CDR: Re: stego for the censored

Michael Motyka mmotyka at lsil.com
Mon Oct 9 11:29:31 PDT 2000


> Bill Stewart wrote:
> > 
> > At 04:30 PM 10/6/00 -0700, Tim May wrote:
> > >In places where crypto is illegal, this approach would also likely be
> > illegal.
> > ...
> > >BTW, the issue is a lot more than just "plausible deniability." This
> > >may work in the U.S., until the Constitution is further shredded. But
> > >"plausibility deniability" is not enough when dealing with the
> > >Staasi, or SAVAK, or Shin Bet, or the Ayotollahs.
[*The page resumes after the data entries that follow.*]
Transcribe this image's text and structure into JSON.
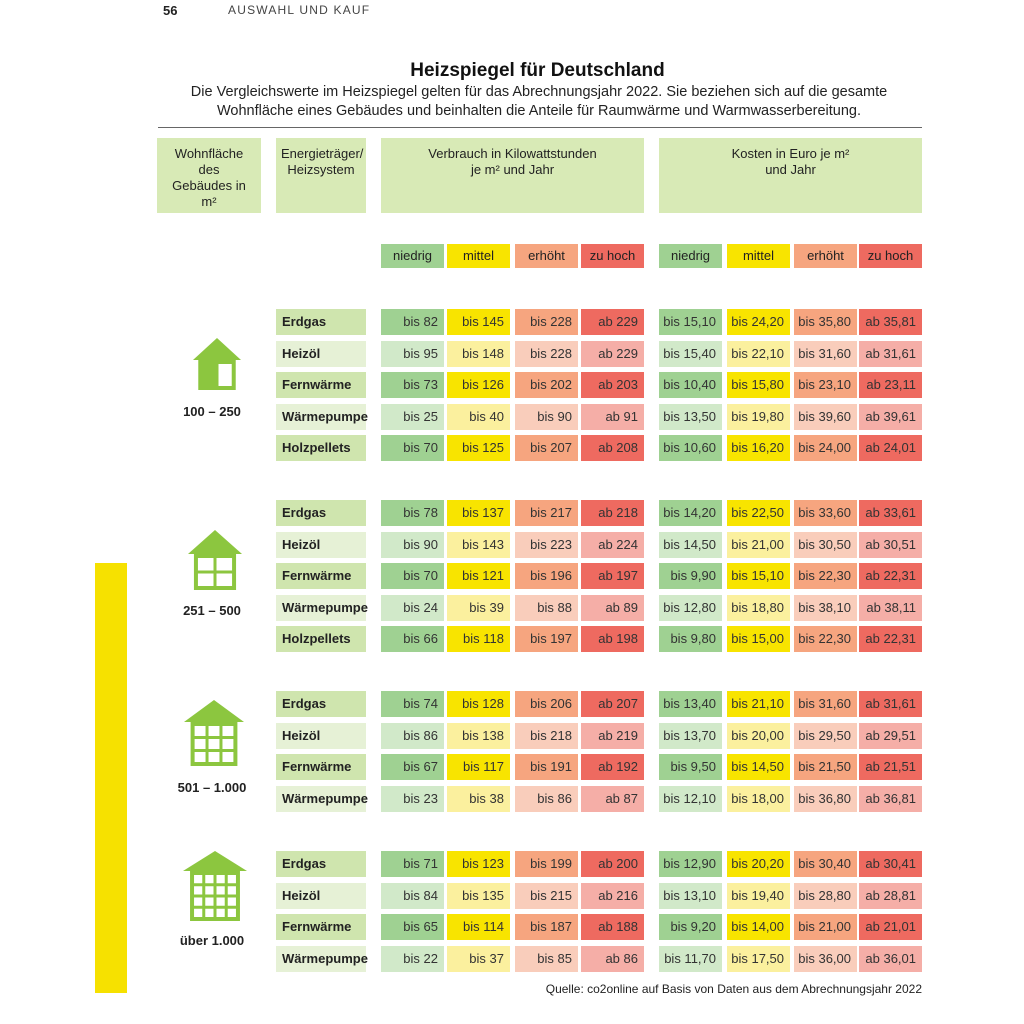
{
  "page_number": "56",
  "section": "AUSWAHL UND KAUF",
  "title": "Heizspiegel für Deutschland",
  "subtitle": "Die Vergleichswerte im Heizspiegel gelten für das Abrechnungsjahr 2022. Sie beziehen sich auf die gesamte Wohnfläche eines Gebäudes und beinhalten die Anteile für Raumwärme und Warmwasserbereitung.",
  "headers": {
    "area": "Wohnfläche des Gebäudes in m²",
    "energy": "Energieträger/ Heizsystem",
    "consumption": "Verbrauch in Kilowattstunden je m² und Jahr",
    "costs": "Kosten in Euro je m² und Jahr"
  },
  "levels": [
    "niedrig",
    "mittel",
    "erhöht",
    "zu hoch"
  ],
  "colors": {
    "niedrig": "#9fd192",
    "mittel": "#f8e400",
    "erhoeht": "#f6a57f",
    "zu_hoch": "#ee6a60",
    "header_bg": "#d8eab6",
    "icon": "#8cc63f",
    "side_bar": "#f6e100"
  },
  "groups": [
    {
      "range": "100 – 250",
      "icon": "house-small-icon",
      "rows": [
        {
          "energy": "Erdgas",
          "consumption": [
            "bis 82",
            "bis 145",
            "bis 228",
            "ab 229"
          ],
          "costs": [
            "bis 15,10",
            "bis 24,20",
            "bis 35,80",
            "ab 35,81"
          ]
        },
        {
          "energy": "Heizöl",
          "consumption": [
            "bis 95",
            "bis 148",
            "bis 228",
            "ab 229"
          ],
          "costs": [
            "bis 15,40",
            "bis 22,10",
            "bis 31,60",
            "ab 31,61"
          ]
        },
        {
          "energy": "Fernwärme",
          "consumption": [
            "bis 73",
            "bis 126",
            "bis 202",
            "ab 203"
          ],
          "costs": [
            "bis 10,40",
            "bis 15,80",
            "bis 23,10",
            "ab 23,11"
          ]
        },
        {
          "energy": "Wärmepumpe",
          "consumption": [
            "bis 25",
            "bis 40",
            "bis 90",
            "ab 91"
          ],
          "costs": [
            "bis 13,50",
            "bis 19,80",
            "bis 39,60",
            "ab 39,61"
          ]
        },
        {
          "energy": "Holzpellets",
          "consumption": [
            "bis 70",
            "bis 125",
            "bis 207",
            "ab 208"
          ],
          "costs": [
            "bis 10,60",
            "bis 16,20",
            "bis 24,00",
            "ab 24,01"
          ]
        }
      ]
    },
    {
      "range": "251 – 500",
      "icon": "house-medium-icon",
      "rows": [
        {
          "energy": "Erdgas",
          "consumption": [
            "bis 78",
            "bis 137",
            "bis 217",
            "ab 218"
          ],
          "costs": [
            "bis 14,20",
            "bis 22,50",
            "bis 33,60",
            "ab 33,61"
          ]
        },
        {
          "energy": "Heizöl",
          "consumption": [
            "bis 90",
            "bis 143",
            "bis 223",
            "ab 224"
          ],
          "costs": [
            "bis 14,50",
            "bis 21,00",
            "bis 30,50",
            "ab 30,51"
          ]
        },
        {
          "energy": "Fernwärme",
          "consumption": [
            "bis 70",
            "bis 121",
            "bis 196",
            "ab 197"
          ],
          "costs": [
            "bis 9,90",
            "bis 15,10",
            "bis 22,30",
            "ab 22,31"
          ]
        },
        {
          "energy": "Wärmepumpe",
          "consumption": [
            "bis 24",
            "bis 39",
            "bis 88",
            "ab 89"
          ],
          "costs": [
            "bis 12,80",
            "bis 18,80",
            "bis 38,10",
            "ab 38,11"
          ]
        },
        {
          "energy": "Holzpellets",
          "consumption": [
            "bis 66",
            "bis 118",
            "bis 197",
            "ab 198"
          ],
          "costs": [
            "bis 9,80",
            "bis 15,00",
            "bis 22,30",
            "ab 22,31"
          ]
        }
      ]
    },
    {
      "range": "501 – 1.000",
      "icon": "apartment-building-icon",
      "rows": [
        {
          "energy": "Erdgas",
          "consumption": [
            "bis 74",
            "bis 128",
            "bis 206",
            "ab 207"
          ],
          "costs": [
            "bis 13,40",
            "bis 21,10",
            "bis 31,60",
            "ab 31,61"
          ]
        },
        {
          "energy": "Heizöl",
          "consumption": [
            "bis 86",
            "bis 138",
            "bis 218",
            "ab 219"
          ],
          "costs": [
            "bis 13,70",
            "bis 20,00",
            "bis 29,50",
            "ab 29,51"
          ]
        },
        {
          "energy": "Fernwärme",
          "consumption": [
            "bis 67",
            "bis 117",
            "bis 191",
            "ab 192"
          ],
          "costs": [
            "bis 9,50",
            "bis 14,50",
            "bis 21,50",
            "ab 21,51"
          ]
        },
        {
          "energy": "Wärmepumpe",
          "consumption": [
            "bis 23",
            "bis 38",
            "bis 86",
            "ab 87"
          ],
          "costs": [
            "bis 12,10",
            "bis 18,00",
            "bis 36,80",
            "ab 36,81"
          ]
        }
      ]
    },
    {
      "range": "über 1.000",
      "icon": "large-apartment-building-icon",
      "rows": [
        {
          "energy": "Erdgas",
          "consumption": [
            "bis 71",
            "bis 123",
            "bis 199",
            "ab 200"
          ],
          "costs": [
            "bis 12,90",
            "bis 20,20",
            "bis 30,40",
            "ab 30,41"
          ]
        },
        {
          "energy": "Heizöl",
          "consumption": [
            "bis 84",
            "bis 135",
            "bis 215",
            "ab 216"
          ],
          "costs": [
            "bis 13,10",
            "bis 19,40",
            "bis 28,80",
            "ab 28,81"
          ]
        },
        {
          "energy": "Fernwärme",
          "consumption": [
            "bis 65",
            "bis 114",
            "bis 187",
            "ab 188"
          ],
          "costs": [
            "bis 9,20",
            "bis 14,00",
            "bis 21,00",
            "ab 21,01"
          ]
        },
        {
          "energy": "Wärmepumpe",
          "consumption": [
            "bis 22",
            "bis 37",
            "bis 85",
            "ab 86"
          ],
          "costs": [
            "bis 11,70",
            "bis 17,50",
            "bis 36,00",
            "ab 36,01"
          ]
        }
      ]
    }
  ],
  "source": "Quelle: co2online auf Basis von Daten aus dem Abrechnungsjahr 2022"
}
Mere suspicion is
> > >enough.
> > 
> > The point is that each message doesn't have decryptable cyphertext.
> > It only has a secret-share that no recipient can decode
> > until they have enough shares of the same message,
> > even if the KGB rubber-hoses them, and the KGB cryptanalysts
> > won't be able to find anything more than random noise in the message
> > because with <K shares, that's all you can get.
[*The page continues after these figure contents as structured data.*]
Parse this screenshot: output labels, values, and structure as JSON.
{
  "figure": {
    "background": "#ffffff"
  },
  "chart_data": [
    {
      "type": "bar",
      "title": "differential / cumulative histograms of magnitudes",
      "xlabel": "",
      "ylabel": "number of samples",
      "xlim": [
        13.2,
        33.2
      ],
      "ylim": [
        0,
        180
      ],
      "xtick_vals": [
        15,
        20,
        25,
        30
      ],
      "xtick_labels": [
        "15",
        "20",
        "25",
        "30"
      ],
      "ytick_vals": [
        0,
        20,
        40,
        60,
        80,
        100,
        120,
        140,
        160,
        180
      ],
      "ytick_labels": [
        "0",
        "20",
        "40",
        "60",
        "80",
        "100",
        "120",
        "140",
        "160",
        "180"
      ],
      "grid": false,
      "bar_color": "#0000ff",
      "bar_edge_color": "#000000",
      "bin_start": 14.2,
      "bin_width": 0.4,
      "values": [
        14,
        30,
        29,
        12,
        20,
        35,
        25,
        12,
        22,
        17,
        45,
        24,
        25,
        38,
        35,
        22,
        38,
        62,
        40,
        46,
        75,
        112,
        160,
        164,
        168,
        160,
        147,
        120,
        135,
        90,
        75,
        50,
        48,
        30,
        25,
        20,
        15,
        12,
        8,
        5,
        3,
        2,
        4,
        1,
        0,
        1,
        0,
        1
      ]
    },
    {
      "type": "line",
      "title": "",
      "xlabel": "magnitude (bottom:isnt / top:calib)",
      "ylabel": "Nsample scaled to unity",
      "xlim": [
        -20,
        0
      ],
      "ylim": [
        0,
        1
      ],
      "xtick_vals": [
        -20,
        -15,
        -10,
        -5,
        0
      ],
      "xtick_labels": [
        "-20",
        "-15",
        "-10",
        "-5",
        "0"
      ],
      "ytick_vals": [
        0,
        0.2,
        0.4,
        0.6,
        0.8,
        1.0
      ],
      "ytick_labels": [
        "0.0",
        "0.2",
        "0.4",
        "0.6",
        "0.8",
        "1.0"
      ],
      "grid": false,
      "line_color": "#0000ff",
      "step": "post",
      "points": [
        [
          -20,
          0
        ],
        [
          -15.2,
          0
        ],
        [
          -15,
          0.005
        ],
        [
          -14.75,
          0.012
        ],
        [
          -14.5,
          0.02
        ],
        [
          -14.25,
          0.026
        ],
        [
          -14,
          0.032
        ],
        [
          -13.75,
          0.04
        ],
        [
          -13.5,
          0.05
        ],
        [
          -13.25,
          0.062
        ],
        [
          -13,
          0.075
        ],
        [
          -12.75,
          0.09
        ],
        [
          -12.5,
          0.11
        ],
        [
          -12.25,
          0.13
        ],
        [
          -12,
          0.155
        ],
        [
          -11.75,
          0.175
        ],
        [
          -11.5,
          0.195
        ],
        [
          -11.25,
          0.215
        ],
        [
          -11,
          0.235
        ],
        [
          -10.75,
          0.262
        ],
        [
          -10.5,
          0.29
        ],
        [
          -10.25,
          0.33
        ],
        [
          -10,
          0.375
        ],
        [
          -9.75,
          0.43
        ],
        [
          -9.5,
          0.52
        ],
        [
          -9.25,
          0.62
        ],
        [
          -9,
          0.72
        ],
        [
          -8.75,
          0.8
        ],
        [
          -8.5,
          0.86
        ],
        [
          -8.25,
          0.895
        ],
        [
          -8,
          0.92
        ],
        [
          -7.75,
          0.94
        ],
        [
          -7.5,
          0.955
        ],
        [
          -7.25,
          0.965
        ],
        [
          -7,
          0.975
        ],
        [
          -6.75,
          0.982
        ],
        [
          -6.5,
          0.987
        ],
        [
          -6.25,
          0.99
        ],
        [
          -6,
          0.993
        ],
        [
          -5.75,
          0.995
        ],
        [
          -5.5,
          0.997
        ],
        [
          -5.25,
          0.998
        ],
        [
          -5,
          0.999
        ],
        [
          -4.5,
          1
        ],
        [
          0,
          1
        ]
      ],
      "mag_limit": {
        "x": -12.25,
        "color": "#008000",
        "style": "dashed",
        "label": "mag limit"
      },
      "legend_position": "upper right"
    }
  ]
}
> > Now random noise may also be suspicious, but it's less suspicious
> > than something that's got more structure to it.
> > Even if they do suspect the recipient and seize his computer,
> > they'll only get old messages, not the new partially-received ones.
> 
> Not good enough, I'm afraid. As Tim said, if the authorities in an
> authoritarian regime _suspect_ secrets are being passed they have
> "probable cause" to break out the jumper cables. Unless the holder of an
> incomplete secret is willing to spill his guts literally rather than
> figuratively, his group doesn't benefit from a secret which can be
> detected but not read.
> 
> -- 
> Steve Furlong, Computer Condottiere     Have GNU, will travel
>
These regimes are likely to suspect conspiracies whether or not they are
actually occurring. Look at our McCarthy era. Assume the jumper cables
will be applied whether there are secret messages or not. If you want to
actually communicate then you have to risk SOMETHING.

Scatter-gather is just a mechanism to handle arbitrary sizes of messages
and add some potential cover traffic. It is no less safe than any single
exchange of stego data. Possibly it is more safe since the data density
in the carriers can be made very low and an observer cannot easily
isolate a complete carrier set from the cover traffic.